Кони шли медленно, противное чавканье грязи отсчитывало расстояние.
- Я искренне рад, Максим Константинович, – снова заговорил Толстой, – рад, что вы не спешите осуждать меня. Уверен, что в прошлом вашем не было ничего ужасного или демонически несправедливого, но все же…
Крыжановский оглянулся на спутника.
- И все же, вы не обвиняете, – Толстой покачал головой. – Это странно.
- Вы хотели сказать, что это la bizarrerie[53]? – спросил Крыжановский.
- Да уж, – усмехнулся Толстой. – Если вы, mon colonel, переходите на французский, значит, душу начинает бередить не меньше моего!
- Может, оно и так, – кивнул Максим. – А если вы уже пять минут как не ерничаете, значит, скоро наступит конец света!
Тут же, словно дождавшись этих слов, вверху разверзлись хляби небесные, и на путешественников обрушился ужасающий ливень. Одежда быстро промокла и перестала служить защитой от холода и влаги. Ноги лошадей увязали теперь по самые бабки. Путь стал казаться грязным и проклятым. Хотелось поскорее добраться хоть до какого-нибудь места.
Глава 5
Проклятое село
30 сентября (12) октября 1812 г.
Безлюдное сельцо с утерянным названием в пятидесяти верстах от Москвы.
Очень и очень нескоро показалось придорожное село. Дождь прекратился, и острые рассветные лучи, пробившись в прорехи между тучами, косили вздымающиеся клубы тумана.
- J'ai un brouillard sur les yeux[54], – меланхолично пробормотал Толстой, кутаясь в плащ.

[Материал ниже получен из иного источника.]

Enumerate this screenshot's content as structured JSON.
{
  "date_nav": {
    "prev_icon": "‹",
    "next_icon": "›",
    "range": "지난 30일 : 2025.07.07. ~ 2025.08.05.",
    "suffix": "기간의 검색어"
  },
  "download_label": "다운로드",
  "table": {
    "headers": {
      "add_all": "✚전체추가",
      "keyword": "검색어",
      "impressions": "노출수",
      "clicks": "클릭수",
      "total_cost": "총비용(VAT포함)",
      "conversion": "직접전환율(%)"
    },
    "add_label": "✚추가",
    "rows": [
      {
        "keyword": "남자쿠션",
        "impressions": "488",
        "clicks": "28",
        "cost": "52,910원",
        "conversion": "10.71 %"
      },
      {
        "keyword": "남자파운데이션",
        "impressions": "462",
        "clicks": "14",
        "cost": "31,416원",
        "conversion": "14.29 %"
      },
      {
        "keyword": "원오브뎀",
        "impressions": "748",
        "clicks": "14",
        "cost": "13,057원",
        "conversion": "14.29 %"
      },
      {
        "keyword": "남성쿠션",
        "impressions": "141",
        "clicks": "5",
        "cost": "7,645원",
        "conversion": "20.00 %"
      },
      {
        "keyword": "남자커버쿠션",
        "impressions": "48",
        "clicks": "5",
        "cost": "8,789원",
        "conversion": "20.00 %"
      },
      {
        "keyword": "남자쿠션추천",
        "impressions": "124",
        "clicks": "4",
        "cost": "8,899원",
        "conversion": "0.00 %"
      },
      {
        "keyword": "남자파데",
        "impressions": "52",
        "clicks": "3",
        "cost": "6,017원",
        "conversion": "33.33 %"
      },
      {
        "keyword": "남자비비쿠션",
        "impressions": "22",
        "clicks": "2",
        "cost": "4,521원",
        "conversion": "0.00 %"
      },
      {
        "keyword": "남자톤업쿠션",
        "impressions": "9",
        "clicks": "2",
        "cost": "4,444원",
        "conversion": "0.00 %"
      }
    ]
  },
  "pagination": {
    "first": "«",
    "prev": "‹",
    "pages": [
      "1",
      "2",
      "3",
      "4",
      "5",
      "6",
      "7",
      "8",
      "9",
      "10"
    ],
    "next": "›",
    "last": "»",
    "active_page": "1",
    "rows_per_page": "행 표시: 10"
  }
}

Когда приблизились к первым постройкам, Максим обратился к графу, который утверждал, что здешние места ему знакомы:
- Что за селение?
- Кто его разберёт? – ответил Фёдор беспечно. Крыжановский долго вертел потрёпанную карту, а затем молвил неуверенно:
- Вороново, вроде бы… Нет, не то. На карте сие место не обозначено.
Под копытами лошадей загрохотал деревянный настил моста через речушку, что текла на дне широкого оврага и делила деревню на две части. Верховые натянули поводья и остановились, настороженно оглядываясь. Беспокоило то, что вокруг – ни души, но ведь крестьяне обычно просыпаются ни свет, ни заря, стало быть, им уже пора появиться.
- Бабы-дети не орут, собаки не лают…, – процедил Толстой, – нет тут никого – всё живое разбежалось.
- Здесь могут быть французы! – напомнил Максим.
- Будет вам! Если и стоят в селе враги, то лишь небольшой отряд. Иначе в утренней тиши мы бы их уже услышали, – щёлкнул пальцами Толстой.
Ветер донёс запах пожарища. Казалось, огонь слегка затронул одну-единственную избу на краю деревни. Но, стоило только приблизиться, и картина прояснилась. Не изба это была, а церковь! А край деревни оказался её центром - просто, половина домов сгорела до основания.
Шагах в пятидесяти впереди раздался залихватский свист, а вслед за ним – пьяный хохот. Крыжановский рванул spornstreichs[55], как это прежде называл Мишель Телятьев. Звон подков служил полковнику кличем, внимание же всецело переключилось на руку, привычно выхватившую саблю.